Some descriptions in Chronis’s work are more relevant than others. Although the Memorial for Peace and Justice is a worthy subject, the text discusses civil rights in general rather than the specifics of the memorial. Similarly, the image of a boat near Costa Rica’s Playa Islita isn’t particularly enhanced by a note on the high life expectancy in that area. The photo of Thingvellir National Park conveys a sense of the majesty of the region that has little to do with Iceland boasting the longest-running legislative assembly in history. However, Chronis dives fearlessly into religious controversy, provocative and potentially contentious historical assertions, and the human cost of constructing magnificent structures. His beautiful shot of the White House is given important perspective when he observes that slave labor helped build it.
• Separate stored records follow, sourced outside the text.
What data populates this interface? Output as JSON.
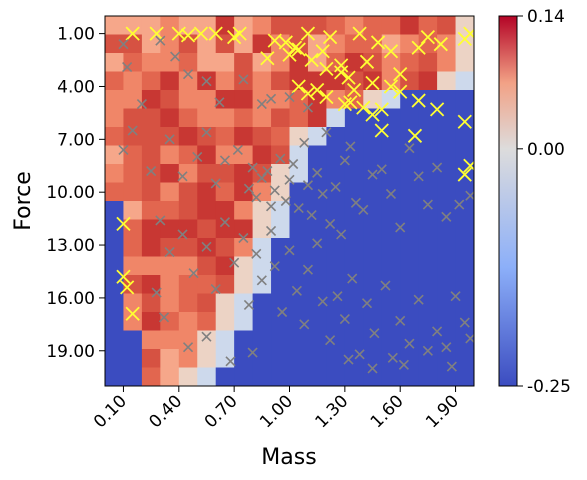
{
  "chart_data": {
    "type": "heatmap",
    "title": "",
    "xlabel": "Mass",
    "ylabel": "Force",
    "x_range": [
      0.0,
      2.0
    ],
    "y_range": [
      0.0,
      21.0
    ],
    "x_ticks": [
      0.1,
      0.4,
      0.7,
      1.0,
      1.3,
      1.6,
      1.9
    ],
    "x_tick_labels": [
      "0.10",
      "0.40",
      "0.70",
      "1.00",
      "1.30",
      "1.60",
      "1.90"
    ],
    "y_ticks": [
      1,
      4,
      7,
      10,
      13,
      16,
      19
    ],
    "y_tick_labels": [
      "1.00",
      "4.00",
      "7.00",
      "10.00",
      "13.00",
      "16.00",
      "19.00"
    ],
    "y_inverted": true,
    "grid": false,
    "colormap": "coolwarm",
    "colorbar": {
      "min": -0.25,
      "max": 0.14,
      "center": 0.0,
      "ticks": [
        0.14,
        0.0,
        -0.25
      ],
      "tick_labels": [
        "0.14",
        "0.00",
        "-0.25"
      ]
    },
    "grid_size": [
      20,
      20
    ],
    "boundary_x_per_row": [
      2.1,
      2.1,
      2.1,
      1.95,
      1.55,
      1.32,
      1.15,
      1.12,
      1.08,
      1.03,
      1.0,
      0.95,
      0.92,
      0.88,
      0.85,
      0.8,
      0.75,
      0.7,
      0.65,
      0.6
    ],
    "series": [
      {
        "name": "",
        "marker": "x",
        "color": "#ffff33",
        "points": [
          [
            0.15,
            1.0
          ],
          [
            0.28,
            1.0
          ],
          [
            0.4,
            1.0
          ],
          [
            0.45,
            1.1
          ],
          [
            0.52,
            1.0
          ],
          [
            0.6,
            1.0
          ],
          [
            0.7,
            1.2
          ],
          [
            0.73,
            1.0
          ],
          [
            0.92,
            1.4
          ],
          [
            0.88,
            2.4
          ],
          [
            0.98,
            1.5
          ],
          [
            1.0,
            2.2
          ],
          [
            1.03,
            1.8
          ],
          [
            1.05,
            1.9
          ],
          [
            1.1,
            1.0
          ],
          [
            1.12,
            2.5
          ],
          [
            1.18,
            2.0
          ],
          [
            1.2,
            3.0
          ],
          [
            1.22,
            1.2
          ],
          [
            1.28,
            2.8
          ],
          [
            1.32,
            3.5
          ],
          [
            1.38,
            1.0
          ],
          [
            1.42,
            2.6
          ],
          [
            1.48,
            1.5
          ],
          [
            1.55,
            2.0
          ],
          [
            1.6,
            3.3
          ],
          [
            1.7,
            1.8
          ],
          [
            1.75,
            1.2
          ],
          [
            1.82,
            1.6
          ],
          [
            1.95,
            1.3
          ],
          [
            1.98,
            1.0
          ],
          [
            1.05,
            4.0
          ],
          [
            1.15,
            4.2
          ],
          [
            1.2,
            4.6
          ],
          [
            1.3,
            5.0
          ],
          [
            1.35,
            4.2
          ],
          [
            1.4,
            5.2
          ],
          [
            1.45,
            5.6
          ],
          [
            1.5,
            5.3
          ],
          [
            1.55,
            4.0
          ],
          [
            1.6,
            4.3
          ],
          [
            1.7,
            4.8
          ],
          [
            1.8,
            5.3
          ],
          [
            1.95,
            6.0
          ],
          [
            1.5,
            6.5
          ],
          [
            1.68,
            6.8
          ],
          [
            1.98,
            8.5
          ],
          [
            1.95,
            9.0
          ],
          [
            0.1,
            11.8
          ],
          [
            0.1,
            14.8
          ],
          [
            0.12,
            15.4
          ],
          [
            0.15,
            16.9
          ],
          [
            1.28,
            3.2
          ],
          [
            1.45,
            3.8
          ],
          [
            1.1,
            4.4
          ],
          [
            1.33,
            4.9
          ]
        ]
      },
      {
        "name": "",
        "marker": "x",
        "color": "#808080",
        "points": [
          [
            0.1,
            1.6
          ],
          [
            0.12,
            2.9
          ],
          [
            0.3,
            1.4
          ],
          [
            0.38,
            2.3
          ],
          [
            0.45,
            3.3
          ],
          [
            0.55,
            3.7
          ],
          [
            0.62,
            4.9
          ],
          [
            0.75,
            3.6
          ],
          [
            0.85,
            5.0
          ],
          [
            0.9,
            4.7
          ],
          [
            1.0,
            4.6
          ],
          [
            1.1,
            5.2
          ],
          [
            0.2,
            5.0
          ],
          [
            0.15,
            6.5
          ],
          [
            0.1,
            7.6
          ],
          [
            0.25,
            8.8
          ],
          [
            0.35,
            7.0
          ],
          [
            0.42,
            9.1
          ],
          [
            0.5,
            8.0
          ],
          [
            0.55,
            6.6
          ],
          [
            0.6,
            9.5
          ],
          [
            0.65,
            8.2
          ],
          [
            0.72,
            7.6
          ],
          [
            0.78,
            9.8
          ],
          [
            0.8,
            8.6
          ],
          [
            0.82,
            10.3
          ],
          [
            0.85,
            9.2
          ],
          [
            0.88,
            8.8
          ],
          [
            0.9,
            10.8
          ],
          [
            0.92,
            9.9
          ],
          [
            0.95,
            8.1
          ],
          [
            0.98,
            10.5
          ],
          [
            1.0,
            9.3
          ],
          [
            1.02,
            8.4
          ],
          [
            1.05,
            10.9
          ],
          [
            1.08,
            7.2
          ],
          [
            1.1,
            9.6
          ],
          [
            1.12,
            11.3
          ],
          [
            1.15,
            8.9
          ],
          [
            1.18,
            10.1
          ],
          [
            1.2,
            6.6
          ],
          [
            1.22,
            11.8
          ],
          [
            1.25,
            9.7
          ],
          [
            1.28,
            12.4
          ],
          [
            1.3,
            8.2
          ],
          [
            1.33,
            7.4
          ],
          [
            1.36,
            10.6
          ],
          [
            1.4,
            11.0
          ],
          [
            1.45,
            9.0
          ],
          [
            1.5,
            8.7
          ],
          [
            1.55,
            10.1
          ],
          [
            1.6,
            12.0
          ],
          [
            1.65,
            7.5
          ],
          [
            1.7,
            9.1
          ],
          [
            1.75,
            10.7
          ],
          [
            1.8,
            8.6
          ],
          [
            1.85,
            11.4
          ],
          [
            1.92,
            10.7
          ],
          [
            1.98,
            10.2
          ],
          [
            0.3,
            11.6
          ],
          [
            0.35,
            13.4
          ],
          [
            0.42,
            12.4
          ],
          [
            0.48,
            14.6
          ],
          [
            0.55,
            13.1
          ],
          [
            0.6,
            15.5
          ],
          [
            0.65,
            11.7
          ],
          [
            0.7,
            14.0
          ],
          [
            0.75,
            12.6
          ],
          [
            0.78,
            16.4
          ],
          [
            0.82,
            13.5
          ],
          [
            0.85,
            15.0
          ],
          [
            0.9,
            12.2
          ],
          [
            0.92,
            14.2
          ],
          [
            0.96,
            16.8
          ],
          [
            1.0,
            13.3
          ],
          [
            1.04,
            15.6
          ],
          [
            1.08,
            17.5
          ],
          [
            1.1,
            14.4
          ],
          [
            1.15,
            12.9
          ],
          [
            1.18,
            16.2
          ],
          [
            1.22,
            18.4
          ],
          [
            1.26,
            15.9
          ],
          [
            1.3,
            17.2
          ],
          [
            1.34,
            14.9
          ],
          [
            1.38,
            19.2
          ],
          [
            1.42,
            16.3
          ],
          [
            1.46,
            18.0
          ],
          [
            1.52,
            15.3
          ],
          [
            1.56,
            19.4
          ],
          [
            1.6,
            17.3
          ],
          [
            1.65,
            18.6
          ],
          [
            1.7,
            16.1
          ],
          [
            1.75,
            19.0
          ],
          [
            1.8,
            17.9
          ],
          [
            1.85,
            18.8
          ],
          [
            1.9,
            15.9
          ],
          [
            1.95,
            17.4
          ],
          [
            1.98,
            18.3
          ],
          [
            0.28,
            15.7
          ],
          [
            0.32,
            17.1
          ],
          [
            0.45,
            18.8
          ],
          [
            0.55,
            18.2
          ],
          [
            0.68,
            19.6
          ],
          [
            0.8,
            19.1
          ],
          [
            1.32,
            19.5
          ],
          [
            1.45,
            20.0
          ],
          [
            1.62,
            19.8
          ],
          [
            1.88,
            19.9
          ]
        ]
      }
    ]
  }
}
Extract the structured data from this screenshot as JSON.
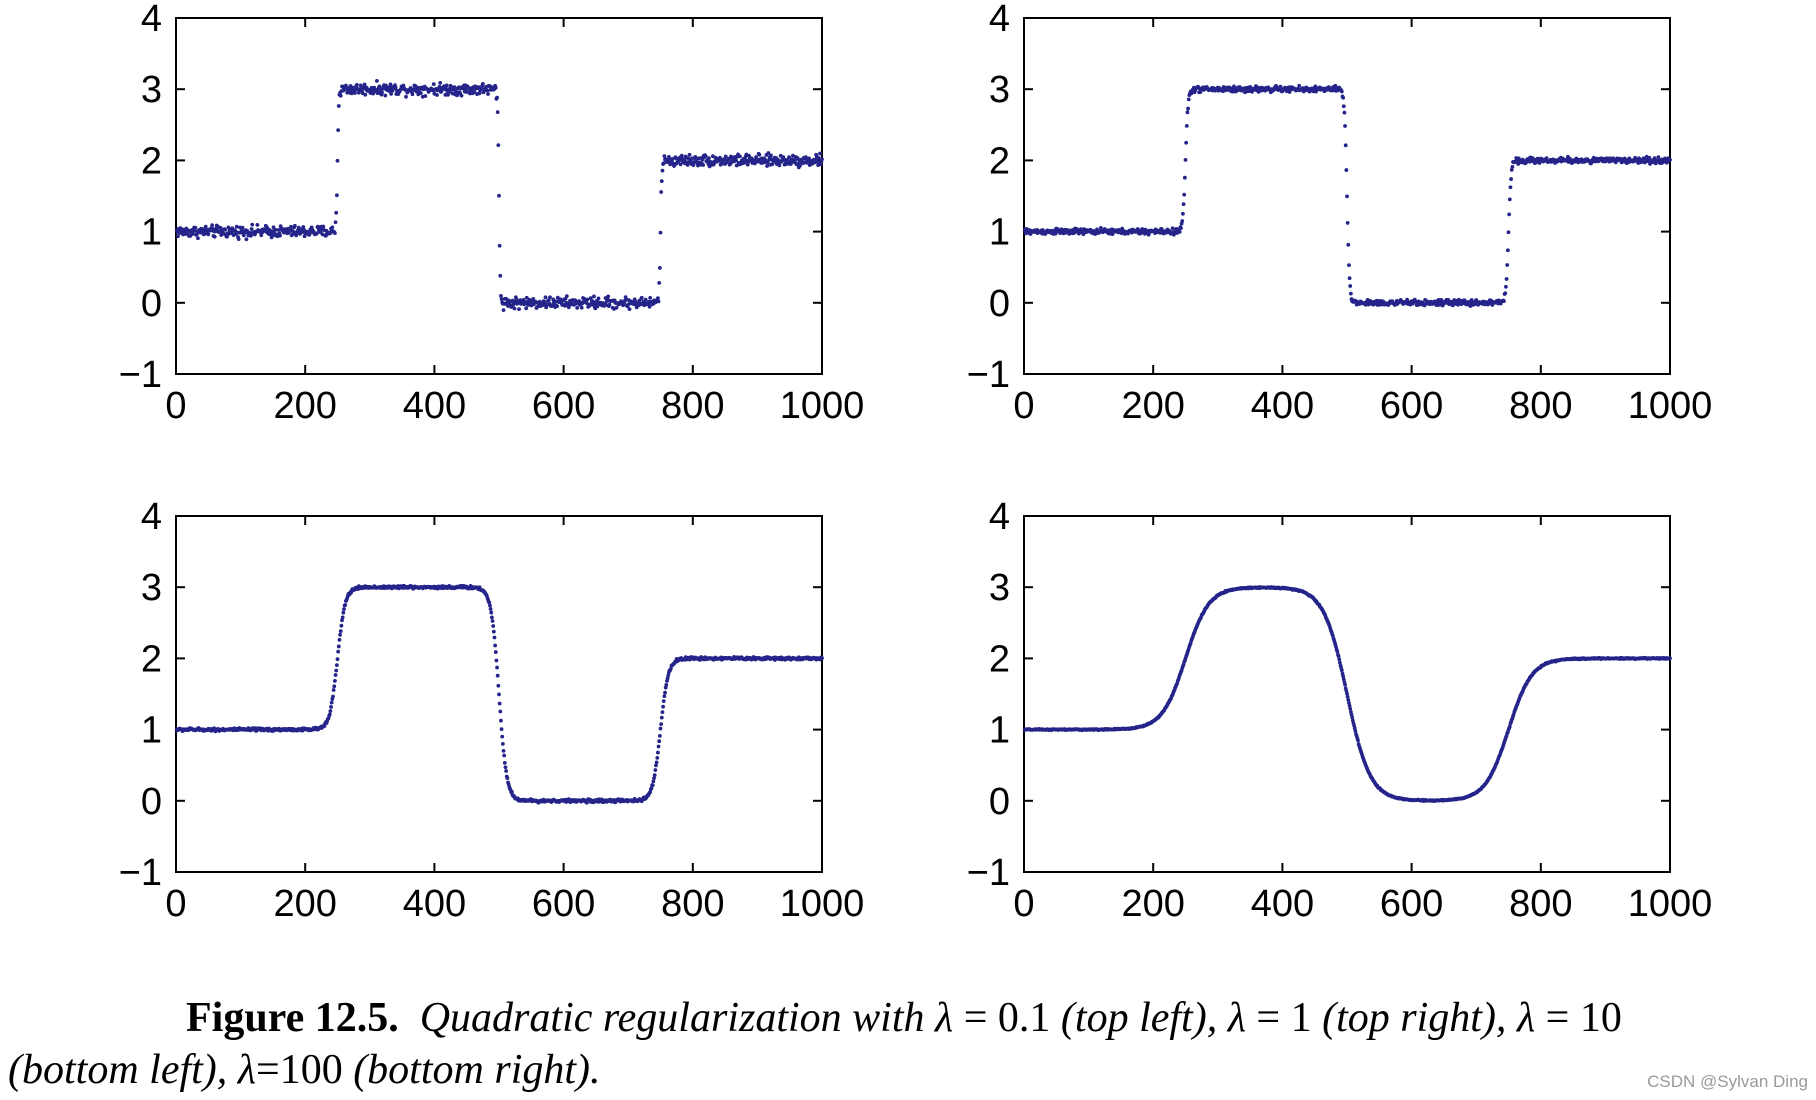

Bold photography choices contribute to the artistry of the work. The photo of Canada’s Mount Jimmy Simpson is in black and white, emphasizing the mirror image composition of the mountain on the lake, while Saint Barthélemy’s Anse Du Gouverneur is in color to highlight the brilliance of the sky coupled with the turquoise ocean in the cove. Chronis’s incisive visuals and condensed but fascinating text give readers food for thought as well as a visual feast. This is the epitome of a coffee-table book: lovely to glance at, rewarding to spend time wiith, and full of good conversation starters.
Takeaway: Readers who value both beauty and history will enjoy this polished book of landmark photographs given historical context.
Great for fans of Publication International’s World Landmarks, Parragon Books’ 100 Landmarks of the World.